Description
Today, users have to do manual conversions between .pth
and .safetensors
formats before/after fine-tuning with torchtune.
Example 1: torchtitan -> torchtune -> HF transformers. torchtitan outputs .dcp
, which can be converted to .pt
, but downstream consumers like HF transformers may expect/prefer .safetensors
.
Example 2: torchtune -> executorch. Models on HF hub are often in .safetensors
format, but executorch expects .pth
.
Today, users have to manually convert the formats before or after fine-tuning in torchtune to interop with other frameworks. For example 2, @jainapurva had to do the following manually:
from torchtune.training import FullModelHFCheckpointer
from torchtune.models import convert_weights
checkpointer = FullModelHFCheckpointer(
checkpoint_dir='/home/appy/checkpoints/Llama3.1-8B_oasst1_qat/epoch_0',
checkpoint_files=[...]
output_dir='/home/appy/checkpoints/Llama3.1-8B_oasst1_qat/epoch_0',
model_type='LLAMA3'
)
sd = checkpointer.load_checkpoint()
sd = convert_weights.tune_to_meta(sd['model'])

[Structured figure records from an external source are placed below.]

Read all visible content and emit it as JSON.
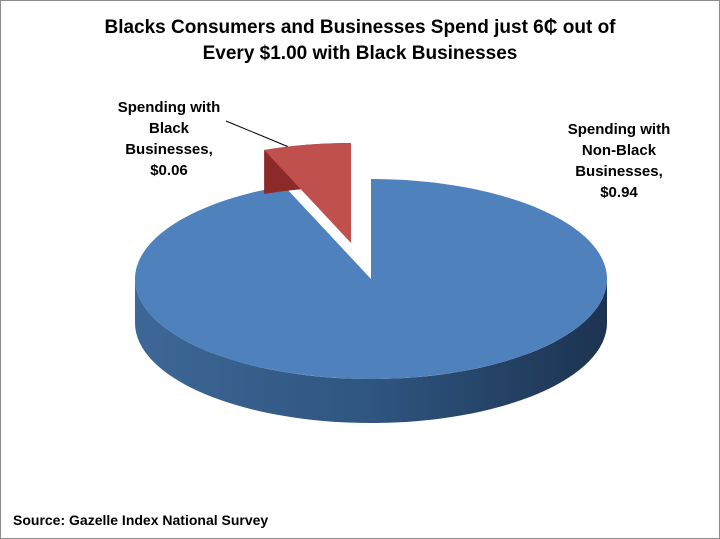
{
  "chart_data": {
    "type": "pie",
    "title_line1": "Blacks Consumers and Businesses Spend just 6₵ out of",
    "title_line2": "Every $1.00 with Black Businesses",
    "slices": [
      {
        "label_lines": [
          "Spending with",
          "Non-Black",
          "Businesses,",
          "$0.94"
        ],
        "value": 0.94,
        "color": "#4f81bd",
        "exploded": false
      },
      {
        "label_lines": [
          "Spending with",
          "Black",
          "Businesses,",
          "$0.06"
        ],
        "value": 0.06,
        "color": "#c0504d",
        "exploded": true
      }
    ],
    "source": "Source: Gazelle  Index National Survey"
  }
}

torch.save(sd, "/home/appy/checkpoints/Llama3.1-8B_oasst1_qat/epoch_0/checkpoint.pth")
Proposal: torchtune recipes should support different input and output formats in the same recipe. This would improve end-to-end UX for users who wish to interop with other frameworks when using torchtune, such that they will no longer have to perform an extra conversion step with the above code (the recipe will do this for the users). Providing better support for these end-to-end flows is also the direction torchao is moving towards in general.
Related torchtitan issue: pytorch/torchtitan#1177
Related executorch issue: pytorch/executorch#3303